Madrid | Valdefresno encabeza la lista de «no deseados»

Por Blázquez del Coso

Pese a que la Plaza de Toros de Las Ventas es coso de contrastes en sus tendidos, con el día de hoy ya son dos seguidos en los que lo que sucedía en el ruedo ponía de acuerdo a todo el que lo escudriñaba mas allá del anillo. Una por buena, esta por mala. Mansedumbre y falta de casta como denominador común a los toros que echó la ganadería de Valdefresno. El descanso de estos toros salmantinos es obligado durante un largo tiempo en Madrid. A la de esta Feria de San Isidro hay que sumar la del Día de la Hispanidad de 2019 o la lidiada en el ciclo isidril del mismo año. Si el viento no faltó en aquellas, tampoco en esta; al igual que la condición de los toros. Los toros, dormidos en el caballo y buscando las tablas de manera recurrente, justifican el merecido castigo.

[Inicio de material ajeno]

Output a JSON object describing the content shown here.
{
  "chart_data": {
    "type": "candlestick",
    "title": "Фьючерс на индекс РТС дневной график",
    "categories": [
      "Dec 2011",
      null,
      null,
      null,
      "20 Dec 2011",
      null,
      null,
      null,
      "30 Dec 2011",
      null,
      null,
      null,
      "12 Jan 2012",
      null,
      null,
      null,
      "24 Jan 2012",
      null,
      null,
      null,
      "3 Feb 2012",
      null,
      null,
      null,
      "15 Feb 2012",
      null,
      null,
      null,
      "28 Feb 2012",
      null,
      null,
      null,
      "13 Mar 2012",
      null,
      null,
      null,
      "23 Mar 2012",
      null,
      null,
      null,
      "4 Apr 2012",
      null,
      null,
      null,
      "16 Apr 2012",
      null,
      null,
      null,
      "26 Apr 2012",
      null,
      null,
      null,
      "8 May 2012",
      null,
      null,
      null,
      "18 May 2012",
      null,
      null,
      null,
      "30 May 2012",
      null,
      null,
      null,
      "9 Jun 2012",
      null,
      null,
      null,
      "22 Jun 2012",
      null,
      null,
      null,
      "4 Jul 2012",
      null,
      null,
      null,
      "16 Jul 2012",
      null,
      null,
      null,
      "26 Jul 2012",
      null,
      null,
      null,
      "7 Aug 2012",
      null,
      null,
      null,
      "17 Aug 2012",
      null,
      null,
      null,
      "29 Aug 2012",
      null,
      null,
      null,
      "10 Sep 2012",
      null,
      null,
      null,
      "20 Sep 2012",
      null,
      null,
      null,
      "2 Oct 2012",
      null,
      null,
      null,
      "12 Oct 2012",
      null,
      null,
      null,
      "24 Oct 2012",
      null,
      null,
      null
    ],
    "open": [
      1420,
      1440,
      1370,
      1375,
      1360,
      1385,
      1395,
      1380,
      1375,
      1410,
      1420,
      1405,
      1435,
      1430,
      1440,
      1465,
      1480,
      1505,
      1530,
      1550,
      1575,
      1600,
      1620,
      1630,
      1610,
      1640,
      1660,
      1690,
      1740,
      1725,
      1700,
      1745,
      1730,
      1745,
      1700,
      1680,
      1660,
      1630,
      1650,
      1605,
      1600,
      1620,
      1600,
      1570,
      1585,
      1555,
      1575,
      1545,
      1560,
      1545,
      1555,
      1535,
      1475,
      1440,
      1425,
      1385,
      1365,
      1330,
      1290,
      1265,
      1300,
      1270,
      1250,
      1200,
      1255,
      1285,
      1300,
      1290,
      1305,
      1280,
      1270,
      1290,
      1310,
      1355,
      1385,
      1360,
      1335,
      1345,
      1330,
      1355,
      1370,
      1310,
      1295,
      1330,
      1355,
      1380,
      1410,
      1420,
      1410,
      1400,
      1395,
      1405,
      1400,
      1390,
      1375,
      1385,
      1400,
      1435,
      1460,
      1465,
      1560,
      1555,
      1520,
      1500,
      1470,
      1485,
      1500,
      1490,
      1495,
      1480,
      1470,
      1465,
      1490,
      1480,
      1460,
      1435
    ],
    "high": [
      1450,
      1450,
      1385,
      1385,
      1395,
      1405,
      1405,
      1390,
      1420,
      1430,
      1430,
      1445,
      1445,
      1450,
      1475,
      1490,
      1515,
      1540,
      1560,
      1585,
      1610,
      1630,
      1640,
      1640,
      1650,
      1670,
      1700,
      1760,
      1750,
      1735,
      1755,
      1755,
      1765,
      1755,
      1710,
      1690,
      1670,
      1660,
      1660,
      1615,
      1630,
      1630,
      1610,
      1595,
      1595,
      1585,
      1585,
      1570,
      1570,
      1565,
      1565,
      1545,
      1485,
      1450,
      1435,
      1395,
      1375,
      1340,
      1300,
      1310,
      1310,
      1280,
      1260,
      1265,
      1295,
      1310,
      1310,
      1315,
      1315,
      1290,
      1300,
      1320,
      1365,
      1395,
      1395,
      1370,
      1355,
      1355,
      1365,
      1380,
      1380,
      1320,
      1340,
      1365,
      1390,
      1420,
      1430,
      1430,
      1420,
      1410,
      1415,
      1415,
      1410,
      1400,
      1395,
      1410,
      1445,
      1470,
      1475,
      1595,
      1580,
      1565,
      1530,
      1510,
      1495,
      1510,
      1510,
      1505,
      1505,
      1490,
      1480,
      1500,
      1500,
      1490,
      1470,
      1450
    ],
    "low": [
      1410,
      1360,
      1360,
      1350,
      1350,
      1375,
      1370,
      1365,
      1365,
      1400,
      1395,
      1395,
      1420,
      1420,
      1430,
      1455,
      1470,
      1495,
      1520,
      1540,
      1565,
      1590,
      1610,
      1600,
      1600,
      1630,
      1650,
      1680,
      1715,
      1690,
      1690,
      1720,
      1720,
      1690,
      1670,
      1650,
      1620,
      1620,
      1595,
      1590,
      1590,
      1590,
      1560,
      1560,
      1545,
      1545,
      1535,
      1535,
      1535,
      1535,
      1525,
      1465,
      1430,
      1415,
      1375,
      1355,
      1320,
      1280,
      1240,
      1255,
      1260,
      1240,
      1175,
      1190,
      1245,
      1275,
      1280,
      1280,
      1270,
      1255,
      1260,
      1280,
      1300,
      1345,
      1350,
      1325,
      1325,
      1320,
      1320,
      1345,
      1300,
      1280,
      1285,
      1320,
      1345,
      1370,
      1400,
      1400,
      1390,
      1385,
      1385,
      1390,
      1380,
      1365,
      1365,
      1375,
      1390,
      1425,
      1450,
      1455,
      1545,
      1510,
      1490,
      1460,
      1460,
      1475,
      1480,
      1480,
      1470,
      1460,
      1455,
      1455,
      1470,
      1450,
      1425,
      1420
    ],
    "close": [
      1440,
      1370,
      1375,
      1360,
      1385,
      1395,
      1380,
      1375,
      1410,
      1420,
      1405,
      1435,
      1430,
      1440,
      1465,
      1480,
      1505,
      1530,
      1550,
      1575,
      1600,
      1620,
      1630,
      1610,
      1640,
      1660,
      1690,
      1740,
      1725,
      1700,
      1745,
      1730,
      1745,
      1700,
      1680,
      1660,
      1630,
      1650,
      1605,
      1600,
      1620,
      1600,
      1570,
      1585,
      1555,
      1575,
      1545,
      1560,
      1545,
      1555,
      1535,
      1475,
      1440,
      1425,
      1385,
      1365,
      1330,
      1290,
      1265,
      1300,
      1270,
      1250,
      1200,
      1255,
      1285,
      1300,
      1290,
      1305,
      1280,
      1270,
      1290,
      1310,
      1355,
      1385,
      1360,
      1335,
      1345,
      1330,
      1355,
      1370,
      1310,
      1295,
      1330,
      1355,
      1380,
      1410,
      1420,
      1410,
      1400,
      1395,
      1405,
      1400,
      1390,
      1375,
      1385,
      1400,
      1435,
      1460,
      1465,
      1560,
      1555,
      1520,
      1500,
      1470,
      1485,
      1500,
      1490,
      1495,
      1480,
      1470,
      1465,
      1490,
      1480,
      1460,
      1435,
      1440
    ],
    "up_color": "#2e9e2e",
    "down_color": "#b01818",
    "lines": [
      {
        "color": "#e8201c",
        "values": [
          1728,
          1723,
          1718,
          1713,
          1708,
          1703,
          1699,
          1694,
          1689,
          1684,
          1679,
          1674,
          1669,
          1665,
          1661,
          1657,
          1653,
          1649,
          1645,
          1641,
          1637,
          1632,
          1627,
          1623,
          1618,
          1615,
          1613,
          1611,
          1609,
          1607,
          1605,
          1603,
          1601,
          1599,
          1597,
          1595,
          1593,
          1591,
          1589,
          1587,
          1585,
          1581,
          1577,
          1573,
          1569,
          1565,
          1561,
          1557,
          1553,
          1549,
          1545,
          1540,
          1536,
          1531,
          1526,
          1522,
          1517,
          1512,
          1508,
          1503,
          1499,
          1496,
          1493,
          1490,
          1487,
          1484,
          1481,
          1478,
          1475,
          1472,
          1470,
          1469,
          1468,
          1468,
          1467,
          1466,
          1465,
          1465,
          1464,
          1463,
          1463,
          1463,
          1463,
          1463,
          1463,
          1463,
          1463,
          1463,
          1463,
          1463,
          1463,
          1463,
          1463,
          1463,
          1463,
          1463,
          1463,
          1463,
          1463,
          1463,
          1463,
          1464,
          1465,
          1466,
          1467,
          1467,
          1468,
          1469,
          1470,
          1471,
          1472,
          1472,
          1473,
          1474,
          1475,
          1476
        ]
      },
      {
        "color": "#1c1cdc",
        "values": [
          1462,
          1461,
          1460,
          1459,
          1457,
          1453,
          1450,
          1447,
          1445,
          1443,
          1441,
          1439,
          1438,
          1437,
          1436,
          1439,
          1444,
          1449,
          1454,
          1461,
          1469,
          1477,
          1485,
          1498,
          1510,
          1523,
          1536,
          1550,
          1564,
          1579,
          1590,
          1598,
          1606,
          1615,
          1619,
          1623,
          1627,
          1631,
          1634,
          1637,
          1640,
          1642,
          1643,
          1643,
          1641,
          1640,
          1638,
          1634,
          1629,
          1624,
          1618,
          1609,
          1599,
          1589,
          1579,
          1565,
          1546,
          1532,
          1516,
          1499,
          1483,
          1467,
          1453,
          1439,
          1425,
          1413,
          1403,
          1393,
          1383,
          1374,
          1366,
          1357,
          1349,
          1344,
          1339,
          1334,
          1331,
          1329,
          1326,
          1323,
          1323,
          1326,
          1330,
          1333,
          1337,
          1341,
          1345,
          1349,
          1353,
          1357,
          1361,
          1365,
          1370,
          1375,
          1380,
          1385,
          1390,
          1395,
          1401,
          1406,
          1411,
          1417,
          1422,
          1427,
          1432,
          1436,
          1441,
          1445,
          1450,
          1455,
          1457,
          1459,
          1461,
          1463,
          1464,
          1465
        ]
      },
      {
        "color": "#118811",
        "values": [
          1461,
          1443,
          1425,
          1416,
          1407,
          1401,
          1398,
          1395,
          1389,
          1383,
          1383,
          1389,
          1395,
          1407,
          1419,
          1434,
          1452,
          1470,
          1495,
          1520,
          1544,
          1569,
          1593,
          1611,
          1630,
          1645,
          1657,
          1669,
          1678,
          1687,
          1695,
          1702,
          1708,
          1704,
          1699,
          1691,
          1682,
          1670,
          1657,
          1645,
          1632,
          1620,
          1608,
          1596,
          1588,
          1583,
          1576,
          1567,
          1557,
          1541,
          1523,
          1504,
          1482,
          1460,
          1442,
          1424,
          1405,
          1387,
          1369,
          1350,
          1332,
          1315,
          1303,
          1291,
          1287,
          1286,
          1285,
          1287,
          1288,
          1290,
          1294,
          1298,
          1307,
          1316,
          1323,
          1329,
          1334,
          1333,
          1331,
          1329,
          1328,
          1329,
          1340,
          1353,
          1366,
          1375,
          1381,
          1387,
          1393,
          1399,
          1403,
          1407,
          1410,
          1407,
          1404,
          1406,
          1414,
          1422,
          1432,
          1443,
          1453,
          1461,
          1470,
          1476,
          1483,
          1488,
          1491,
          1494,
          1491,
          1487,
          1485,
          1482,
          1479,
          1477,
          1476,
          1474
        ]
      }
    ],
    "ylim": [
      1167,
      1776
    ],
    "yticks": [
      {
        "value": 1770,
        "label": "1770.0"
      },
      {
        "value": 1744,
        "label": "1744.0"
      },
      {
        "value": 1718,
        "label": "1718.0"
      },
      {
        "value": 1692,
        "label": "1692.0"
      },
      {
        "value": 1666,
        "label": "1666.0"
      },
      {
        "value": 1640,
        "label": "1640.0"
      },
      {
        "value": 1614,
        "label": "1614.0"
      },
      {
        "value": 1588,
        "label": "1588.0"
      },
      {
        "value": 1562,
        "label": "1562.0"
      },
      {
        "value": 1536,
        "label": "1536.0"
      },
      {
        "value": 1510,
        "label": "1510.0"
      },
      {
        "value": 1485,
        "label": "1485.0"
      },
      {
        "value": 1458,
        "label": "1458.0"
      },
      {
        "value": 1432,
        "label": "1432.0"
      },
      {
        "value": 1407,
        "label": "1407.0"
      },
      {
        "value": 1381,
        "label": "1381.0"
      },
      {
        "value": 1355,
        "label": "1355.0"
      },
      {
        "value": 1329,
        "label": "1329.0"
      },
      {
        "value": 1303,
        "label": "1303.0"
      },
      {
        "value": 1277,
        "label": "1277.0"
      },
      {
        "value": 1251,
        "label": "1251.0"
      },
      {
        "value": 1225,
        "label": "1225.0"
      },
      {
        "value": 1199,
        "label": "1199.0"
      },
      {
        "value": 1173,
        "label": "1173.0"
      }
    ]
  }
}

Pese a la imprevista presencia de un frío impropio para la fecha, cerca de 1.500 localidades permanecían calientes en el tendido. El cartel – en terna para Daniel Luque, José Garrido y Juanito – tenía todos los ingredientes para no marcar la equis en el formulario de la composición del abono. Segundo compromiso de Luque en lo que llevamos de una temporada en Madrid donde le ha tocado lo mas manso que había. Antes de lidiar con su primero, le había confirmado la alternativa a Juanito, que se puso pesado con el abreplaza Manzanillo N14. Una y otra vez se escuchó el sonido del palillo contra los pitones ante un impotente Luque. Llegó entero a la muleta, por no recibir ni una pizca de castigo en varas, y no paró de defenderse con la cara a la altura del pecho del torero. Con el cuarto cambió el planteamiento y apostó por las cercanías. Estuvo firme, pero la plaza ya había formado su veredicto.

Ni un solo papelillo revoloteaba por la arena de Madrid y tanto es así que la cosa andaba a la deriva. José Garrido apostó por una faena trabajada en los terrenos del nueve y tan solo consiguió sujetarle. No dio ni una por la falta de sitio, principalmente, pero se dio una vuelta a ruedo para entrar en calor. Con el quinto abrevió, que ya apretaba el frío y la cosa no tenía vistas de remontar en ningún momento.

Ya casi se nos había olvidado que por ahí seguía el confirmante Juanito que, pese a la perplejidad del respetable, realizó un trasteo larguísimo que se eternizó con el reiterado fallo con losa ceros. Esta vez no fue el palco quien le concedió el tiempo de gracia, pero algo se le debió aparecer para que en el último suspiro acertara con la cruceta. Hoy acertaron los que se quedaron en casa.